Tomorrow (Sat/12 at 2pm) advocates and defenders of working class San Francisco will march to protest a rash of recent Mission evictions, including the potential ouster of artists and activists Rene Yañez and Yolanda Lopez from their Mission district home.
The organizers want the mayor to declare a state of emergency in the city as the recent Ellis Act evictions have intensified -- 125 Ellis Act eviction notices have been filed this year, with the most recent numbers going to the end of August, according to the SF Rent Board. But 175 requests for Ellis Act evictions were filed, meaning 70 percent of Ellis evictions were upheld. The march follows recent wins against gentrification, including blocking a Jack Spade store from opening in the Mission.
Organizer Roberto Y. Hernandez said that since he announced the march he’s been getting calls of support from all over the city, but most notably in Chinatown, the Bayview, and the Castro.

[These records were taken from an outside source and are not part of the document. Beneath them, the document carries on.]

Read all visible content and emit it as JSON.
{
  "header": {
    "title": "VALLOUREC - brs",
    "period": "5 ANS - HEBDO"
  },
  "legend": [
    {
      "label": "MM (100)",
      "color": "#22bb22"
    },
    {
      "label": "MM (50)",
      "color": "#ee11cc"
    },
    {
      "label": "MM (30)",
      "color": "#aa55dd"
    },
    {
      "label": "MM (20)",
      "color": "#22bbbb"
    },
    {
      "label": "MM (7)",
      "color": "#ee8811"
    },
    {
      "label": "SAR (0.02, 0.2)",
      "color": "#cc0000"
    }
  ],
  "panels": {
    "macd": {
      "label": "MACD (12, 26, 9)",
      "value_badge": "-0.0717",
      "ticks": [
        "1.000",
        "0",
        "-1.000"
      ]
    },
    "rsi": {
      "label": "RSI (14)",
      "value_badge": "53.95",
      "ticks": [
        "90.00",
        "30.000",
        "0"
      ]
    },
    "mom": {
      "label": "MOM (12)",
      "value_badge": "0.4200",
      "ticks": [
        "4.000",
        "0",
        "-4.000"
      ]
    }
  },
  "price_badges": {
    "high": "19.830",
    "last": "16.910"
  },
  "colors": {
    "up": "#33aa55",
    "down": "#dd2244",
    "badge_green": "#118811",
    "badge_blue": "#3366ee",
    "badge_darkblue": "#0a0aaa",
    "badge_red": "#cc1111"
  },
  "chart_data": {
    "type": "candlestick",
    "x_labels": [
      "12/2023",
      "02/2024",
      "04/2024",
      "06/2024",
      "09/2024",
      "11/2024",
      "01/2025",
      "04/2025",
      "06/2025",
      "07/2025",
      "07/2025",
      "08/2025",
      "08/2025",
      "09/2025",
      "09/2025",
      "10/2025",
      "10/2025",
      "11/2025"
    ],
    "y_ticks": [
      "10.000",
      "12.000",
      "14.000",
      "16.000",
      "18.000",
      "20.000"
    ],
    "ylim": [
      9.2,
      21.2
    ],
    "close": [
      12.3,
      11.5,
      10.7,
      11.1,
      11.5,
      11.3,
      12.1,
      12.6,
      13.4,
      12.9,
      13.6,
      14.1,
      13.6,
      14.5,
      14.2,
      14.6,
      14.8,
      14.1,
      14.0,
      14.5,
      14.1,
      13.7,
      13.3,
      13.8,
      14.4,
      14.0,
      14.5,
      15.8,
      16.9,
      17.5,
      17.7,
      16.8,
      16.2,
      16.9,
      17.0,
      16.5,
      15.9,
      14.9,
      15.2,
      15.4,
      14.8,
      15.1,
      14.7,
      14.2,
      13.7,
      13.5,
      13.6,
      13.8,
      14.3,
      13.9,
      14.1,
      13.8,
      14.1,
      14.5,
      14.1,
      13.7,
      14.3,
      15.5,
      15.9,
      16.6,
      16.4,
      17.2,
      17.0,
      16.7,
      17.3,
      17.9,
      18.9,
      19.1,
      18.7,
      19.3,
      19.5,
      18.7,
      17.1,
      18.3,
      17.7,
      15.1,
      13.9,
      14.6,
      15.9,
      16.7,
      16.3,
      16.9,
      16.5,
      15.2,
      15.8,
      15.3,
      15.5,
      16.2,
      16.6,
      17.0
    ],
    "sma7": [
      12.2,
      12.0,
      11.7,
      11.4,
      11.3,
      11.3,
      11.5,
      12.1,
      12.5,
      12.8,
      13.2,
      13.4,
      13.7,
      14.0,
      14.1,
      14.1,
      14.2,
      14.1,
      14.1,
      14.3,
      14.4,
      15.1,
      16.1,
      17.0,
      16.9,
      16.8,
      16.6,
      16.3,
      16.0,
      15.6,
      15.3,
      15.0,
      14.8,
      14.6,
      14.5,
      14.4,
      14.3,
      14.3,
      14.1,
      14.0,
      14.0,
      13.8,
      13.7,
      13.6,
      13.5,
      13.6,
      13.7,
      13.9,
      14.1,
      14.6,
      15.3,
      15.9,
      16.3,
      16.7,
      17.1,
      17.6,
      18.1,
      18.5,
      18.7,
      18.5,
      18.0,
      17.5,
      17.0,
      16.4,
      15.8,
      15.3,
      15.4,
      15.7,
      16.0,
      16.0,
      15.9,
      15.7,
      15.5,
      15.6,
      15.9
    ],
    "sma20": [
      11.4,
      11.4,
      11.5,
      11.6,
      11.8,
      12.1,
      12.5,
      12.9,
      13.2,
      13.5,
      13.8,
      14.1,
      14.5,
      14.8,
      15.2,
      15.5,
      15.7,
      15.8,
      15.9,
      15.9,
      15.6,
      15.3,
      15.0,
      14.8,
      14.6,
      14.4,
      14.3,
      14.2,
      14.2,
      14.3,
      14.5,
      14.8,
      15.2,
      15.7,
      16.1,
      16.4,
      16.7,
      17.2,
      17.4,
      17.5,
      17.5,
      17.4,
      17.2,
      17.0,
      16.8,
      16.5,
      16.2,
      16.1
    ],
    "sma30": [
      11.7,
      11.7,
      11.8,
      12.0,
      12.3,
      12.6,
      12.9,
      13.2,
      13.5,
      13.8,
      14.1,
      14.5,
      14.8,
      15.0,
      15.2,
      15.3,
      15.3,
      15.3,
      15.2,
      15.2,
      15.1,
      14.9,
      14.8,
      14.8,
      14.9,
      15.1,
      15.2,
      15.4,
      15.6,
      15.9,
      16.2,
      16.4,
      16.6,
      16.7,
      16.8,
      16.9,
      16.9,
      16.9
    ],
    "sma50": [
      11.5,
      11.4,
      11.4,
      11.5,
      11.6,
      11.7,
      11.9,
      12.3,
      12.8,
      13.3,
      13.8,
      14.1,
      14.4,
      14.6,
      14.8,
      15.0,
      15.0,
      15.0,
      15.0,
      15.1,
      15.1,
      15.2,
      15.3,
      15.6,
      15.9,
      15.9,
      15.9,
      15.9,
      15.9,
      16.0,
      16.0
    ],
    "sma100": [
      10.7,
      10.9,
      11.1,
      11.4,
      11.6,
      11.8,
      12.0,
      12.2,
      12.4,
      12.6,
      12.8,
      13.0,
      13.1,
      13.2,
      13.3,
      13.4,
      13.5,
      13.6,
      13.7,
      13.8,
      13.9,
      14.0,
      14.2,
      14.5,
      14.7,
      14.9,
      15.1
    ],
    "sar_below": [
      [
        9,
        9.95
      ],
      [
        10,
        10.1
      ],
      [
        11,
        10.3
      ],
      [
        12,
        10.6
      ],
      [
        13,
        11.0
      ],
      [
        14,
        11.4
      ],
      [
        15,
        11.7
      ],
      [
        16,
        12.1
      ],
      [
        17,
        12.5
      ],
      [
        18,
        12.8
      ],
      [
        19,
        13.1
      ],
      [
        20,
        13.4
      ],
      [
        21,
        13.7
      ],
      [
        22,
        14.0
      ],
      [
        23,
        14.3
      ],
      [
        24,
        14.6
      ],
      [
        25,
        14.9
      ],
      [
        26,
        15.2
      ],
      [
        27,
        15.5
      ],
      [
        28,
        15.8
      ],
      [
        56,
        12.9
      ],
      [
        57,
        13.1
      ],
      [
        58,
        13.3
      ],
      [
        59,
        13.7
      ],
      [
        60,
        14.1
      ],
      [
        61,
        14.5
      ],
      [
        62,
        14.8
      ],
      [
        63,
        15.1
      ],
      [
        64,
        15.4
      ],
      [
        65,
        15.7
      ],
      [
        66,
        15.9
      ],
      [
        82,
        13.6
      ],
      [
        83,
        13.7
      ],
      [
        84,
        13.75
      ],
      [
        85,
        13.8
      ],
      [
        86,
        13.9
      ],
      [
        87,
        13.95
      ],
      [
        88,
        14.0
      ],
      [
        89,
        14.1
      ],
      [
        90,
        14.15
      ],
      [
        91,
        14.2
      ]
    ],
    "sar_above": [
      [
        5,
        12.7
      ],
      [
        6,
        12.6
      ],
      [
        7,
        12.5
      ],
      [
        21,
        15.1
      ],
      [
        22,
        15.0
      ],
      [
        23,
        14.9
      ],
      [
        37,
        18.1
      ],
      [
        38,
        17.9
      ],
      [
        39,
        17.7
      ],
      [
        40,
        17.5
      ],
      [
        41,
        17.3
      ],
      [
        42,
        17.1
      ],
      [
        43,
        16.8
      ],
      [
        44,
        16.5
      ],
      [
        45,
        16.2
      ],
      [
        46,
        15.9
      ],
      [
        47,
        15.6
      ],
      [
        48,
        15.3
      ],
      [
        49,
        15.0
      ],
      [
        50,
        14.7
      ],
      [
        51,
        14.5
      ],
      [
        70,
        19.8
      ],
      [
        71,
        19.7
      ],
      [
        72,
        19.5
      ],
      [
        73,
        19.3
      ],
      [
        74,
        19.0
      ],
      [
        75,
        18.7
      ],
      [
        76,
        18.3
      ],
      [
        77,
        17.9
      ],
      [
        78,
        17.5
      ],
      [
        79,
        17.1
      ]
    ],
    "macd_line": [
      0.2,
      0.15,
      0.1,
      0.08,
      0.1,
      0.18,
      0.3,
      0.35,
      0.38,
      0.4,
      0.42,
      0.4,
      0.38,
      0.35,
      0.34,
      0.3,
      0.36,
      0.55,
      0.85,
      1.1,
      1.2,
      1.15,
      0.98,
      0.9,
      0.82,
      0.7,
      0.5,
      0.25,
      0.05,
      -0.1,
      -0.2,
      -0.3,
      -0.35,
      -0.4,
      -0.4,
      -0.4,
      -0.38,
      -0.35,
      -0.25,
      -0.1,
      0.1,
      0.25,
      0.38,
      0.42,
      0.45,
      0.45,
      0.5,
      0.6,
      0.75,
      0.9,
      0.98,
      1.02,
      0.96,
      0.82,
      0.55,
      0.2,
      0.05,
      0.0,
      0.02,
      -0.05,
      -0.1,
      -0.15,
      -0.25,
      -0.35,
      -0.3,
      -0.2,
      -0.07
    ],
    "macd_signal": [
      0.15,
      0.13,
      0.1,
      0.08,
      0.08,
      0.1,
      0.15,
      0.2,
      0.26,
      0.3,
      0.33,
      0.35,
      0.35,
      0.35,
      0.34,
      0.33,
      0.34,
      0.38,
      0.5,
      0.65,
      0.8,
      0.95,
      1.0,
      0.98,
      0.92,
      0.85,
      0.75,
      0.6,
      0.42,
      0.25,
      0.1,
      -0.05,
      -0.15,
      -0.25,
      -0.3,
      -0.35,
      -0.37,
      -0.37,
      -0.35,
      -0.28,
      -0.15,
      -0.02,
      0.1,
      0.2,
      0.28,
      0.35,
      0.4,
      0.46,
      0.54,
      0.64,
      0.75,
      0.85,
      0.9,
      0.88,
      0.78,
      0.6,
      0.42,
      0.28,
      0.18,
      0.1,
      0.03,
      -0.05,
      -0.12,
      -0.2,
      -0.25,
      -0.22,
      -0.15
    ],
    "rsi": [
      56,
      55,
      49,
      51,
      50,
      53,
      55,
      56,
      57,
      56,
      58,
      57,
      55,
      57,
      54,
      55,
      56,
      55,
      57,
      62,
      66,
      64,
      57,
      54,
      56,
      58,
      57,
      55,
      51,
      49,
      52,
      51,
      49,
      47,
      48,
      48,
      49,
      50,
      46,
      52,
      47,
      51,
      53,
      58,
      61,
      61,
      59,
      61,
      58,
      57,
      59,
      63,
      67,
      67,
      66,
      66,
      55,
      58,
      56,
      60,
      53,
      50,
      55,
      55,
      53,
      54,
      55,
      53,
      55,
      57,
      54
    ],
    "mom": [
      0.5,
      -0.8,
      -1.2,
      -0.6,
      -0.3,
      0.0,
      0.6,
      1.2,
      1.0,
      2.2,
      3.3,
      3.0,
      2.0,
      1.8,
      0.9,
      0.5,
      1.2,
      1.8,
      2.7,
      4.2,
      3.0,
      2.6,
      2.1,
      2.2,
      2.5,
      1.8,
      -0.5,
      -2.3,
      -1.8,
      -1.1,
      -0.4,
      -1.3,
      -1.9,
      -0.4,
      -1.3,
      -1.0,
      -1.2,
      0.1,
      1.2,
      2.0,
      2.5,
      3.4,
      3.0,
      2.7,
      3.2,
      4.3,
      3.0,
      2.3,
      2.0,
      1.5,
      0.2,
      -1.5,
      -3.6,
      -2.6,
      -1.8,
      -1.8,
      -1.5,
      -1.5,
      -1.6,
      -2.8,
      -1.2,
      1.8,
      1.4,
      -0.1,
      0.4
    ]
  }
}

“I heard horror stories of what's happening to the gay community in the Castro,” he said. “This doesn’t just affect the Mission, this affects the whole city.”
Each of those evictions represents a person or family whose ouster from their apartments may mean ouster from San Francisco altogether. Ellis evictions gained more notoriety this year, first with the plight of the Lee family and now the ouster of Mission artists Yañez and Lopez.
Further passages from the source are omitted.